I’ve just spent the evening playing with my shu fa set– three rather wimpy brushes (very bad springiness factor), an ink stone (that smells the way I remember an ink stone should when my mother and I used to practice on the dining room table), and a little stone well, felt, etc.  Reviewed my bo, po, mo, fo, and remembered how difficult it is to figure out getting the right consistency of ink, etc.  Even though there is the aforementioned wimpy nature to my brushes, they can still (with some glares) manage to make lovely lines on a rather inconsistent basis.  As I seem to retain the memory of my mother’s kitchen table lessons of Chinese characters with the set that Bwe-E (my artist aunt) gave us, better than the pencilled practice I did as a child (well, granted that was much longer ago), I’m trying to practice writing with brushes.

I invested in a packet of soak-up sheets of paper, too.  They are grey-colored with an orange grid, and are simply used with a water-wet brush.  The strokes evaporate away in minutes, and then they can be used over again.  I wish there was an equivalent for pen.  My journal could be much more interesting, and leave no traces…

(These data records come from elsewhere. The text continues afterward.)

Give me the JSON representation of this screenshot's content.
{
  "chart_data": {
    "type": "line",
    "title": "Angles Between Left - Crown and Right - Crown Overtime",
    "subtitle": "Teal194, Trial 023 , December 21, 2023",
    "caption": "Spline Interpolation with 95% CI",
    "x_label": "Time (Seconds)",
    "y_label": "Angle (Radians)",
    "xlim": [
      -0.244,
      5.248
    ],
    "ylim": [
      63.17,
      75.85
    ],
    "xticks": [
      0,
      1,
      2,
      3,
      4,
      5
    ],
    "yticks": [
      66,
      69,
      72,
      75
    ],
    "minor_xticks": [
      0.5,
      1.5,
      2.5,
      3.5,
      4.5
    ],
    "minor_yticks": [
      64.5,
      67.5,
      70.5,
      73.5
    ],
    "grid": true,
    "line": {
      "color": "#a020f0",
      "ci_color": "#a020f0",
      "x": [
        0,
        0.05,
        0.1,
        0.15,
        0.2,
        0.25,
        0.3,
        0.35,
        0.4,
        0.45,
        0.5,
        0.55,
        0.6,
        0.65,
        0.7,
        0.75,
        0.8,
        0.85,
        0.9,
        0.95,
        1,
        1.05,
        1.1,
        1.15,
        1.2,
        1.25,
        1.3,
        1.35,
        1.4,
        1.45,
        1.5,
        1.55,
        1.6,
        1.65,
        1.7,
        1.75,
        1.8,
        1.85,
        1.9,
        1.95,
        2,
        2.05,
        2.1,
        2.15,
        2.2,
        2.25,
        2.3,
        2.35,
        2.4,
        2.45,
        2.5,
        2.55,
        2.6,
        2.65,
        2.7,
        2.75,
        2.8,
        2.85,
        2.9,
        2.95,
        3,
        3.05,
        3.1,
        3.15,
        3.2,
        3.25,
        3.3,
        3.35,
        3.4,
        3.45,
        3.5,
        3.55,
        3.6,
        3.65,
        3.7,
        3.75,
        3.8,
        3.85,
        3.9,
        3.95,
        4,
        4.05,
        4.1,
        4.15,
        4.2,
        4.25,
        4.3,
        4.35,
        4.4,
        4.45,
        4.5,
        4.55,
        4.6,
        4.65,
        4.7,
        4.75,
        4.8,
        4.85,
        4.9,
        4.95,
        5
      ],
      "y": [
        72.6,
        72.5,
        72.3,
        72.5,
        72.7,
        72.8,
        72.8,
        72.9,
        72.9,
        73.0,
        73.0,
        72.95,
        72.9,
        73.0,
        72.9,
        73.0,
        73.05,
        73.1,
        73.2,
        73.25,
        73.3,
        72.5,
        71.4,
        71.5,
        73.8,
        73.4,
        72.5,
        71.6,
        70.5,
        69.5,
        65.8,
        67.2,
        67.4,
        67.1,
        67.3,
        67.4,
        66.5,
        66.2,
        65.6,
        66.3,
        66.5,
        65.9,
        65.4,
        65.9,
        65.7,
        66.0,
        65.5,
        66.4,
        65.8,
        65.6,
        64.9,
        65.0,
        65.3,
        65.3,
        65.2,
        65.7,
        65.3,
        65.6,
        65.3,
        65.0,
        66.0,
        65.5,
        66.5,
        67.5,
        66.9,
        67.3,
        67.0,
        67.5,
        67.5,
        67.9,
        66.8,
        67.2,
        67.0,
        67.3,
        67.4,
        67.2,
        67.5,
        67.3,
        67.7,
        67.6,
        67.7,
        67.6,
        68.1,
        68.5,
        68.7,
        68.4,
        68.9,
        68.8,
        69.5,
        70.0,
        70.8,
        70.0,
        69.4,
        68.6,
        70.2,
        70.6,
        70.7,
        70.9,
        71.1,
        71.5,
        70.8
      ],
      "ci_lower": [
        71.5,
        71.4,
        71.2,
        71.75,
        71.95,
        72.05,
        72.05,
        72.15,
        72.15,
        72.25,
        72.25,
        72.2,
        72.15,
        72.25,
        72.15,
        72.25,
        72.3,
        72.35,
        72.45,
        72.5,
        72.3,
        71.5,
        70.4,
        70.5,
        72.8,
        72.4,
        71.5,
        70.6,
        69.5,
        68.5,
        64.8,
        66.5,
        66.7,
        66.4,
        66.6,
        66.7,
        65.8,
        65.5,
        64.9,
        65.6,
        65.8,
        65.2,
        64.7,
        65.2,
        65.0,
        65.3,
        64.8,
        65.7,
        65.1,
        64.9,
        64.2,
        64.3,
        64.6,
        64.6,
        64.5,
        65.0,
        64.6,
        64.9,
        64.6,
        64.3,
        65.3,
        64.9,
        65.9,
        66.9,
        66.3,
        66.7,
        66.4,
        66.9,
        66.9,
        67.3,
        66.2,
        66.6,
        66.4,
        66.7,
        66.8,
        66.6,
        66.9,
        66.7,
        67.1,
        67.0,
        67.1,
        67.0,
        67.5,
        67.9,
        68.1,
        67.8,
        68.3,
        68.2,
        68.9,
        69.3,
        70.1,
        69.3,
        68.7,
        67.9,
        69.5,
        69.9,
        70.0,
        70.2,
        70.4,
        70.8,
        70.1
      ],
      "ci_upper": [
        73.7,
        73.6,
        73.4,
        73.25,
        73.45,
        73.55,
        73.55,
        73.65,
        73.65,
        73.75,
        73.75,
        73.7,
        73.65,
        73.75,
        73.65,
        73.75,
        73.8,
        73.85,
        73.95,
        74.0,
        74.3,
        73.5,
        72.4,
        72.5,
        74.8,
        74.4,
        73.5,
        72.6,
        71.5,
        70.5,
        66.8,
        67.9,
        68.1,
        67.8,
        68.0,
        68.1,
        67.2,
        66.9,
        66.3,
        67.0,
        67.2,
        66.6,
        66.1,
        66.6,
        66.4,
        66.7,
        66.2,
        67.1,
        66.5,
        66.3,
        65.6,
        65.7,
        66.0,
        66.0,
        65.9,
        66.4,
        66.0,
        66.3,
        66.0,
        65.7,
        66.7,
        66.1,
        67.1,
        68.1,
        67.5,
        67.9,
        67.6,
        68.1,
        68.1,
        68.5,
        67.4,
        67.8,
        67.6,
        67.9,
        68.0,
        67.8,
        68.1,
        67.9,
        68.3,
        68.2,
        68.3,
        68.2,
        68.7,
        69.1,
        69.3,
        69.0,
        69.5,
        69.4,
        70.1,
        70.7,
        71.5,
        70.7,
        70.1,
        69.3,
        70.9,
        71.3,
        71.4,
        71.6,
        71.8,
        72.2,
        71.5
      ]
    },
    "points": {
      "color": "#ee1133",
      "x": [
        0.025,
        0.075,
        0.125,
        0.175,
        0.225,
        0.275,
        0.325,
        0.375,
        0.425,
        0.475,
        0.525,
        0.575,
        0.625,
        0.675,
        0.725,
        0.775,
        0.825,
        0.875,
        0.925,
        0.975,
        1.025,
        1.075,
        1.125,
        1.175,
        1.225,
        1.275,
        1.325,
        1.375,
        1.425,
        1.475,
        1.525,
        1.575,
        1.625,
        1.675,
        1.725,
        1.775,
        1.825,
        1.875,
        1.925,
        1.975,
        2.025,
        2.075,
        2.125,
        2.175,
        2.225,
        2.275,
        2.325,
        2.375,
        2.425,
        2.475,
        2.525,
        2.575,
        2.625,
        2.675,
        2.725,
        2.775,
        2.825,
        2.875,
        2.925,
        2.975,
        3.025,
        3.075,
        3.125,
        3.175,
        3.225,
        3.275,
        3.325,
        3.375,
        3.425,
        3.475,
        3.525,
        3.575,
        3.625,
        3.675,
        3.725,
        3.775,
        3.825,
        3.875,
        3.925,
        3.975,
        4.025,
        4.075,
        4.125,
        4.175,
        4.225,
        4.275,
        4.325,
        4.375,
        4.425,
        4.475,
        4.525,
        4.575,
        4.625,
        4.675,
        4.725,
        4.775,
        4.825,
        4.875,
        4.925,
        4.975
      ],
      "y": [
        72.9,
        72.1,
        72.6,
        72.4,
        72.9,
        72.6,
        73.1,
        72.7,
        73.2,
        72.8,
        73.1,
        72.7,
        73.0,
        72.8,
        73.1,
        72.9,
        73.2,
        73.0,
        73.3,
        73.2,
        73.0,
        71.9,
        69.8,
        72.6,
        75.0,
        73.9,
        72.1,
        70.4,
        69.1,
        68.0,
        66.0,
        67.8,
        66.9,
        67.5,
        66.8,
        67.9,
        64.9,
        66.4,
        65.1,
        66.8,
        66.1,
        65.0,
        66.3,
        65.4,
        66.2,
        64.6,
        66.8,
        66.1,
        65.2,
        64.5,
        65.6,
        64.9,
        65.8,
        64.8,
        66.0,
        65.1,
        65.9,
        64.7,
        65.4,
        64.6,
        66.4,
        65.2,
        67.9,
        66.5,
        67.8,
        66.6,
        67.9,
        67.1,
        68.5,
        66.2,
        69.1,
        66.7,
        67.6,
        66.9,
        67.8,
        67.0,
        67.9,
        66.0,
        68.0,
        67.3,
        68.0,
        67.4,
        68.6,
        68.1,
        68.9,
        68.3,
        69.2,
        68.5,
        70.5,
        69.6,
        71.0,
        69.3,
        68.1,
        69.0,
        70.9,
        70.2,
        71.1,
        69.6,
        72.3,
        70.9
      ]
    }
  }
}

All this practice tonight is merely built-up guilt too, since I haven’t been particularly observant of my studying.  I’d like to blame teacher-parent conferences, but it’s not entirely their fault.  After all, I’ve seem to have committed to honing my knowledge of crappy cable TV.  I’ve just pasted bo po mo fo over the screen of the television.  Perhaps this will re-channel my efforts when temptation strikes?